By Philine Schuseil on 24th August 2012
The question of the compatibility of the German constitution (officially known as the Basic Law), with further European integration is at the origin of current debates in Germany. The Federal Constitutional Court (FCC) will decide in September on whether the European Stability Mechanism (ESM) exceeds the limits of the Basic Law. Meanwhile, a debate on holding a referendum in Germany on the future of the EU and new EU treaties emerges. This column summarizes the discussion.

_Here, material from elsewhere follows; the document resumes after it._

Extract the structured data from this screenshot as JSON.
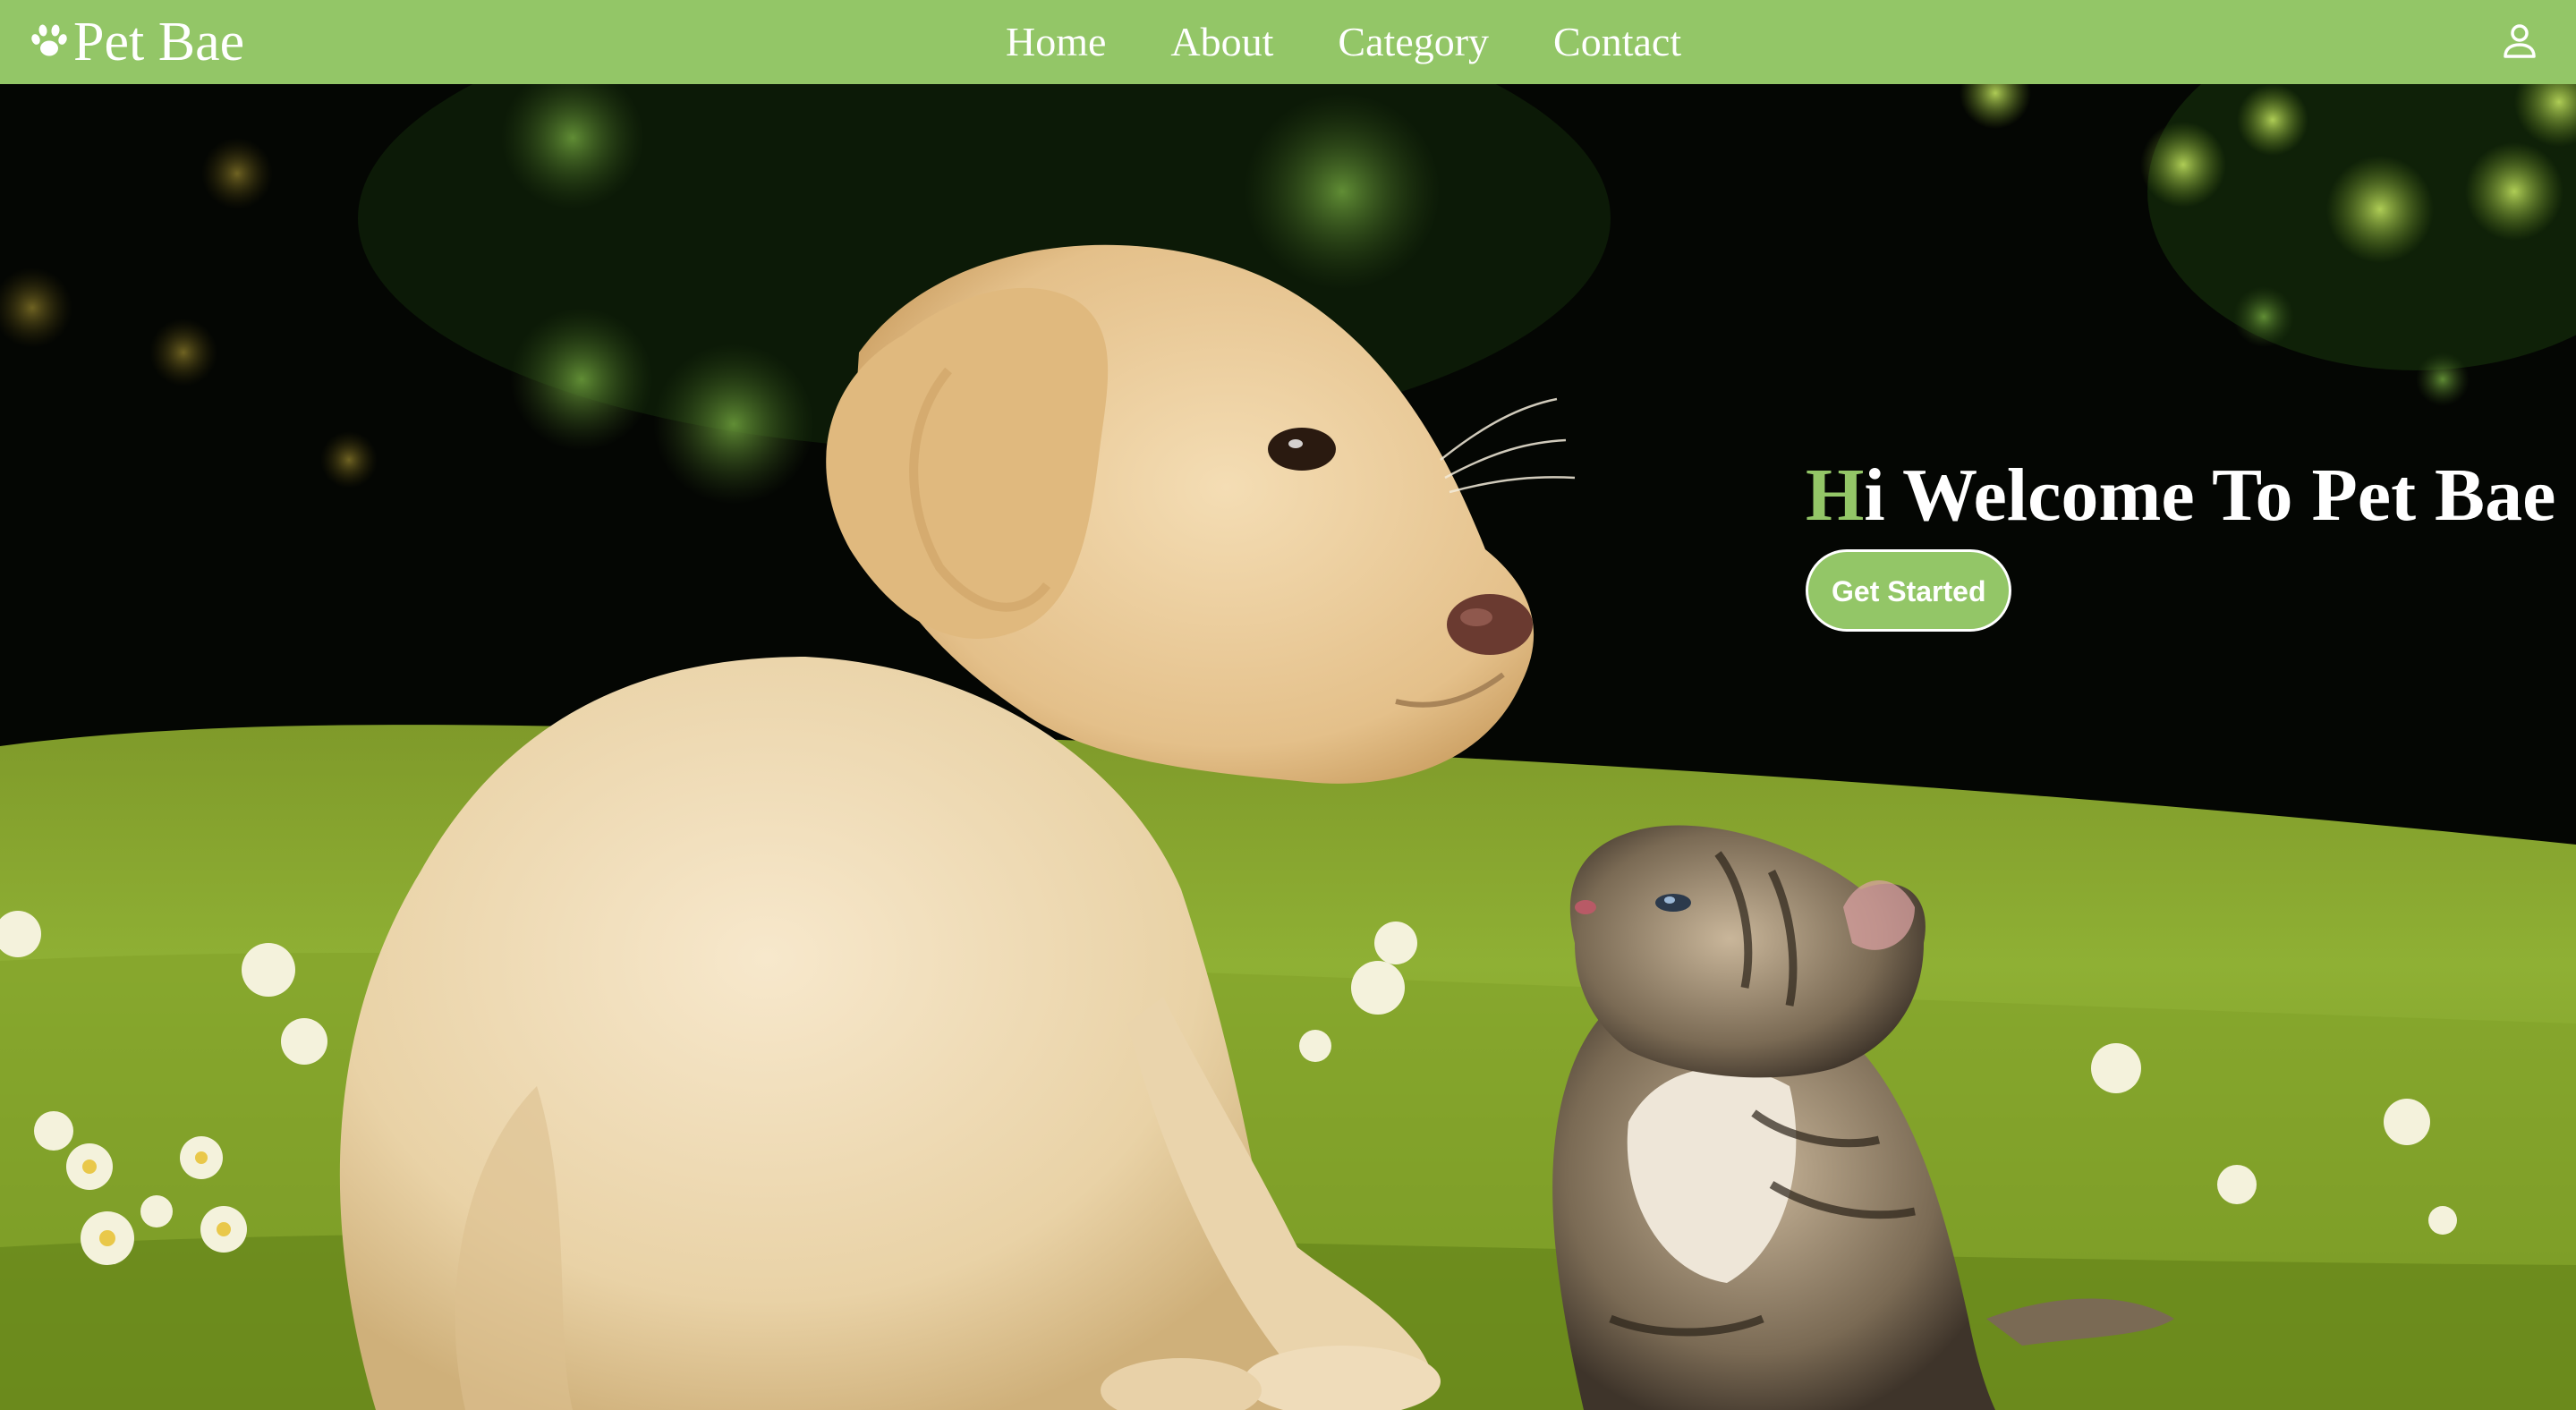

First, there is a debate about the constitutionality of the ESM. The FCC will decide on 12 September 2012 on whether the ESM may exceed the limits of the Basic Law. This is notably due to the organisational structure of the ESM: its Board of Governors comprised of the euro area’s finance ministers would take all major decisions (except of changing the authorised capital stock of the ESM according to Article 10 ESM treaty). In urgent cases, according to Article 4 (4) ESM treaty, decisions can be taken using an emergency voting procedure that requires a qualified majority representing 85% of the ESM’s capital shares (instead of an unanimous vote of the members participating in the vote). The Board’s decisions would have an impact on the German budget, which could subsequently undermine sovereign rights of the Bundestag. German law professor Franz Mayer explains that “in the context of democracy, it is in particular the budgetary rights of the German parliament that they consider to be infringed upon. […]The mere size of the entire endeavour is endangering the leeway of the German parliaments and its budgetary freedom.”
German Law Professor Stefan Homburg, who advises the plaintiffs against the ESM, writes in the FAZ on constitutional doubts regarding the ESM treaty. According to his analysis, Articles 34 and 35 ESM treaty about professional secrecy and immunities of persons risk to remove democratic accountability from the governors. Thus, in conjunction with Article 32 ESM treaty that prevents control by inter alia (Article 32 (5)) declaring “the archives of the ESM and all documents belonging to the ESM or held by it” inviolable, Homburg sees very significant risks undermining basic democratic structures.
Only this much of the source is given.